How desirable are used Land Rover models in the German market?

23 August 2021

Andreas Geilenbruegge, head of valuations and insights at Schwacke (part of Autovista Group), discusses the demand for used Land Rover vehicles in Germany.

Since the Indian conglomerate Tata took over the British automotive legend Land Rover from Ford 13 years ago, a lot has happened.

With the change in ownership, investments have been made, resulting in a much-needed expansion and the complete renewal of the model range. This has been achieved alongside stability in planning and development.

Since 2011, when the Evoque made its sensational debut, Land Rover has really picked up speed. With the addition of the no less remarkable Range Rover Velar, the business achieved more than three times as many sales in Germany in 2017 as at the time of the takeover. However, since Dieselgate, Land Rover’s volumes have gone steadily downhill and petrol and plug-in versions of models have not been able to fill the gap.

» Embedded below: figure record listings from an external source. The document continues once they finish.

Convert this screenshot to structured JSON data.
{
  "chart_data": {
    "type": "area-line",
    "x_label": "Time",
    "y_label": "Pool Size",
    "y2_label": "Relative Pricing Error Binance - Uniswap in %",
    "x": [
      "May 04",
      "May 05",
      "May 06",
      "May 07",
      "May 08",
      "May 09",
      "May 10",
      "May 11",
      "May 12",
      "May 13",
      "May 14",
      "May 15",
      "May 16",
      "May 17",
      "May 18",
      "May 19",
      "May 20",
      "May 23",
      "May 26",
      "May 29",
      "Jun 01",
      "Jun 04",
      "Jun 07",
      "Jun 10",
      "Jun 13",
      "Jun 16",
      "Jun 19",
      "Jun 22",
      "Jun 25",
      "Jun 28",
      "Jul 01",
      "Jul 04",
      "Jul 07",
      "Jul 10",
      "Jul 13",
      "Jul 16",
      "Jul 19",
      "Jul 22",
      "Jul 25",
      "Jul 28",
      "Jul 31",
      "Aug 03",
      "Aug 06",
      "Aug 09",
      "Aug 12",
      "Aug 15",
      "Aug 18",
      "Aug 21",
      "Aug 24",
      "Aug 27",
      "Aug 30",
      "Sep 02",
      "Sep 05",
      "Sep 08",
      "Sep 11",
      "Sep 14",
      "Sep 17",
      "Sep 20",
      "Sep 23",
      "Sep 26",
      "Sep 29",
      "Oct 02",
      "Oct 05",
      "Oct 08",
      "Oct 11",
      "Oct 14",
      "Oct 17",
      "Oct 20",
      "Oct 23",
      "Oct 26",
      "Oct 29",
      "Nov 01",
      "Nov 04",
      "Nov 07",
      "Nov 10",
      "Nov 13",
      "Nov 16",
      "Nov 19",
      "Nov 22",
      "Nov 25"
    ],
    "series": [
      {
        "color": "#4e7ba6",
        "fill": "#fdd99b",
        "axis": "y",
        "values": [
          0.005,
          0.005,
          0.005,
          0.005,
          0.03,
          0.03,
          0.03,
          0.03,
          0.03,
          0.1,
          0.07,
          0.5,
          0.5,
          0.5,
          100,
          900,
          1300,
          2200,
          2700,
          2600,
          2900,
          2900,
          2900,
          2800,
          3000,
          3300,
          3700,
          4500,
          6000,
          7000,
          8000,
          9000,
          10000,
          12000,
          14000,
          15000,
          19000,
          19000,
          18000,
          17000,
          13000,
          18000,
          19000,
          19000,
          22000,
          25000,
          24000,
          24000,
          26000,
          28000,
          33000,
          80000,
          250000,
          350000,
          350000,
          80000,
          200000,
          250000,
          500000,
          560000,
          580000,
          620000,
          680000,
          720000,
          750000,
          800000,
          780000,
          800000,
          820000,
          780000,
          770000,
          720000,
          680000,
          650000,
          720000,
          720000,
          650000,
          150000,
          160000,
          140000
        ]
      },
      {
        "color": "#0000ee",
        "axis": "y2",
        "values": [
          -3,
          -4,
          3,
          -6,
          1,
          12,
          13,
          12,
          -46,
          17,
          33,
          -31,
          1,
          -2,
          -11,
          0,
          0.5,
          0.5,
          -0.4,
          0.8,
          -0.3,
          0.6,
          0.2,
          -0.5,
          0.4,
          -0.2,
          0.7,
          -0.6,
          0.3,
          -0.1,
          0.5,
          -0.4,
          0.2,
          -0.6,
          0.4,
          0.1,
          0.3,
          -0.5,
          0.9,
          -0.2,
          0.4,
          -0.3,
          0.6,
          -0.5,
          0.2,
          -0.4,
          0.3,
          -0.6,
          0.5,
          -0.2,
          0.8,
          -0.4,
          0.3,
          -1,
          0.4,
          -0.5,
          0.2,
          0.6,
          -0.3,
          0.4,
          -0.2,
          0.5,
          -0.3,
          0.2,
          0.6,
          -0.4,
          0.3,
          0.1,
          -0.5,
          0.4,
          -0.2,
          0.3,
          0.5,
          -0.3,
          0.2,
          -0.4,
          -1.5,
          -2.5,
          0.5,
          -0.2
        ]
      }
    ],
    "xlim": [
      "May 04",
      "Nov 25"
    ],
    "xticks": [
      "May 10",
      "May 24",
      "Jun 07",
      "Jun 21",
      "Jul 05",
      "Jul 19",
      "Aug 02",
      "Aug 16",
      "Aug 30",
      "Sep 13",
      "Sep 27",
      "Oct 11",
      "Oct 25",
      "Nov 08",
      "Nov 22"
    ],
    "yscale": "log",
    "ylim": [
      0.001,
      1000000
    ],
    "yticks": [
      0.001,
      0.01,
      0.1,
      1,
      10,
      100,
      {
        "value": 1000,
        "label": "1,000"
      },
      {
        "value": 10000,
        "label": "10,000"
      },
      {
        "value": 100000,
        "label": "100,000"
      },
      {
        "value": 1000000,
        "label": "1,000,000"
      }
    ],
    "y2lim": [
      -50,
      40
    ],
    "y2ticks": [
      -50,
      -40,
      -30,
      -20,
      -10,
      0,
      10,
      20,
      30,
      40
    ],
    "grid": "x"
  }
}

Current models show good residual values (RVs) above 50% in the forecast. Only the Range Rover, whose facelift is already four years old, is below that. SUVs, which are used to high RV forecasts, have lost ground in the past 24 months due to the increasingly high unit sales, but are now starting to stabilise.

Forecast retail values in %, Land Rover models with segment-specific optional equipment

Footnote: Data is for August 2021 and represents vehicles aged 36 months and with mileage of 60,000km
Source: Schwacke GmbH

The Defender has been resurrected after almost four years since the end of production of its unique predecessor. It has been reinvented, against the challenging backdrop of the COVID-19 pandemic in 2020, to appeal to a more affluent clientele. The concept works well and the Defender is not only selling better than ever before, it even ranks second behind the Evoque in Land Rover’s 2021 registration statistics.

Another much-needed breath of fresh air will soon materialise with the successors to the Range Rover and Range Rover Sport. Nevertheless, it is worth noting that Land Rovers will not be fully electric until 2024, when the business’s EMA platform will be introduced, first underpinning the Evoque and Discovery Sport. The Defender is to become the fuel-cell pioneer in the group and offers an alternative to the plug-in versions of the heavier models.